At the other end of the scale, Danish pension funds allocated just 1% of assets to their home equity market, and 11% to equities overall – the lowest figure of the 12 countries in both regards. The MSCI Denmark index fell 11.2% last year.
“Equity allocations are typically smaller than they were a decade ago,” Mercer said in its report. “However, the construction of equity portfolios has evolved in an increasingly thoughtful manner, with reductions in domestic bias and with the gradual acceptance of emerging markets as a material component of the overall equity universe.”
It is worth noting, of course, that domestic equity markets vary even more than those who invest in them: stock exchanges such as those in the UK, Germany and France, for example, tend to be home to multi-national firms and so are themselves less domestically focused.

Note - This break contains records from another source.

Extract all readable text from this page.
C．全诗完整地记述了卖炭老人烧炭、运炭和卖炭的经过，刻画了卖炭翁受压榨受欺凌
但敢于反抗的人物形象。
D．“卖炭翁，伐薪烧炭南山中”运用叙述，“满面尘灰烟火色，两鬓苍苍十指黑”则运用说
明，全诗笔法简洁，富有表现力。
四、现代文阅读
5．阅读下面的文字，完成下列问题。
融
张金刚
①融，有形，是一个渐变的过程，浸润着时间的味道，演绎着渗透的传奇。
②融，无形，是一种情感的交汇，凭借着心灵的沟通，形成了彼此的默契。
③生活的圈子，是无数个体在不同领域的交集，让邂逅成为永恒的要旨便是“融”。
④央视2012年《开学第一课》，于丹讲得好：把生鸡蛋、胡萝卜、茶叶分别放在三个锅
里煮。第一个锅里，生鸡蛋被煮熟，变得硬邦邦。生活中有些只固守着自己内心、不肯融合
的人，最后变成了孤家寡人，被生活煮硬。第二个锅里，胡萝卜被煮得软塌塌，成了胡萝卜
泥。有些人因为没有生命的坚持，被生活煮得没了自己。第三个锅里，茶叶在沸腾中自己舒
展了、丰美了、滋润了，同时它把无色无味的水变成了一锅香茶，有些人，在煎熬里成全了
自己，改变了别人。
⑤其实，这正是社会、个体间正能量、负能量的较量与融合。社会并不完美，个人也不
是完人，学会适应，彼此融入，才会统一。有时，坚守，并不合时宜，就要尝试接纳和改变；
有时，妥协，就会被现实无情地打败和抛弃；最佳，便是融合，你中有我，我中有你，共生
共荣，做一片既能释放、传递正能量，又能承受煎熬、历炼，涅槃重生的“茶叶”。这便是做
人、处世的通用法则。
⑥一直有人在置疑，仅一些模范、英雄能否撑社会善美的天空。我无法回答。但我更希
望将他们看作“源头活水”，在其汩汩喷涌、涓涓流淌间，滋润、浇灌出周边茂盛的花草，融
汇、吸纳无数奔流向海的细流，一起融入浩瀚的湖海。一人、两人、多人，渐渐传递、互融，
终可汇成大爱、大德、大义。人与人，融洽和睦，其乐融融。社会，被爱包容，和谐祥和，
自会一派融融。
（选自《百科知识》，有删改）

Equities are not the whole story, however. Using Mercer’s data on fixed income allocations, IPE has constructed a picture of which countries’ pension funds allocate most towards their domestic equity and bond markets.
Looking just at traditional fixed income investments, Mercer reported that Ireland and Portugal both invest almost exclusively in their home markets, with 94% of their bond holdings listed locally. Within this, 90% of Irish pension funds’ bond holdings are allocated to Irish government bonds and 4% to corporate issuance. For Portugal, the figures are 72% and 22%, respectively.
Portuguese funds have one of the highest average allocations to fixed income of any of the 12 countries assessed – 67%, including non-domestic bonds – meaning overall Portuguese pension funds invest 75% of their portfolios in domestic equities and bonds.
At the other end of the scale, Swiss pension funds on average allocate just 18% to domestic assets, made up of 11% in Swiss equities and 7% in local bonds.